Memory and Morality
With the recent death in Vienna of Simon Wiesenthal, a voice has been stilled; a light has gone out.
The man who survived several Nazi death camps died in his sleep at the notable age of 96. When liberated by American troops from Austria’s Mauthausen camp in 1945, Wiesenthal chose not to continue his architectural profession, preferring instead to pursue Nazi killers on behalf of their victims. But he insisted that justice, not revenge, was his motivation: “Revenge should not be an option.” Rather, he told a BBC reporter, “we must show we are not like the Nazis. Law and justice must be the cornerstone of society.”
“When we come to the other world and meet the millions of Jews who died in the camps and they ask us: ‘What have you done?’ there will be many answers. . . . I will say: ‘I didn’t forget you.’”
Remarkably, on the personal level, this man who had been deprived of almost everything in the camps, including 89 members of his and his wife’s family, was able to forgive. “You can forgive crimes committed against you personally,” he said. Drawing the line though, he added, “but in my opinion you are not authorized to forgive for others.” In the 60 years since the war, he managed to bring to justice more than 1,100 fascist war criminals including Holocaust planner Adolf Eichmann.
After a memorial ceremony in Vienna, his body was taken to Israel for burial. Surprisingly perhaps, only two to three hundred people attended his funeral. No doubt that wouldn’t have troubled him. His focus was on creating the conditions for positive momentum in survivors’ lives.
These issues of personal and collective memory, justice, vengeance, the darkness within us all, and ongoing attempts at genocide were all themes developed in a recent five-way conversation. In the days just before Wiesenthal’s death, I moderated a panel on the lessons to be learned from the 1939–45 war. Joining the discussion were three prominent historians and a documentary filmmaker, each with a special interest in the Holocaust. Christopher Browning has written what is considered the definitive work on the origins of Hitler’s Final Solution to the Jewish question. Sir Ian Kershaw is recognized as the preeminent English-language historian of the Hitler period. Steven Ozment has written a new history of the German people, and Arnold Schwartzman has directed two outstanding documentaries about the Holocaust. You’ll find Part One of our conversation in this issue.

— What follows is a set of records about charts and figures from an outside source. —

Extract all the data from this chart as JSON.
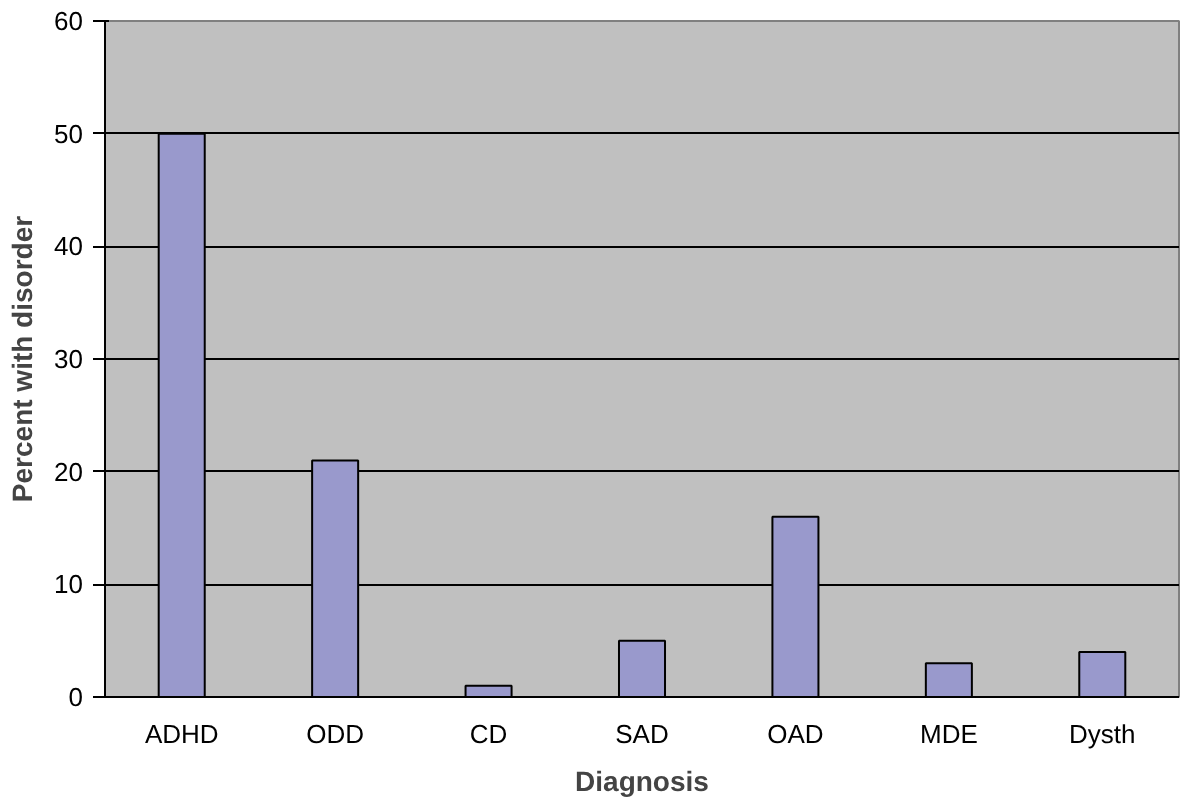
{
  "chart_data": {
    "type": "bar",
    "categories": [
      "ADHD",
      "ODD",
      "CD",
      "SAD",
      "OAD",
      "MDE",
      "Dysth"
    ],
    "values": [
      50,
      21,
      1,
      5,
      16,
      3,
      4
    ],
    "color": "#9999cc",
    "xlabel": "Diagnosis",
    "ylabel": "Percent with disorder",
    "ylim": [
      0,
      60
    ],
    "yticks": [
      0,
      10,
      20,
      30,
      40,
      50,
      60
    ],
    "grid": "y"
  }
}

Why does Vision pursue such themes? Quite simply, there is a dearth of meaningful discussion about moral issues. Without making moral values a central part of our day-to-day life, we can quickly end up where Germany did about 70 years ago, under the growing tyranny of an immoral and bestial mob. The puzzle of the Nazi period is how a culturally advanced society slipped so easily and quickly into supporting a madman and his demonic system, where ordinary people became capable of unthinkable brutality. Could something similar happen again? Already events in Rwanda and the former Yugoslavia are the subject of war tribunals concerned with genocide. Darfur may well be added to the list next.
Why should we make morality a first priority? Today, our societies worldwide are dominated by material pursuits. The increasing pressure of globalization is forcing a purely physical outlook on us all. Providing a platform for the exchange of information on difficult issues, always with a moral-ethical-religious perspective, is an overarching goal. When Simon Wiesenthal died, the tributes often included a reference to what just one person can achieve by speaking up on moral grounds. In that, his voice still speaks; his light is not extinguished.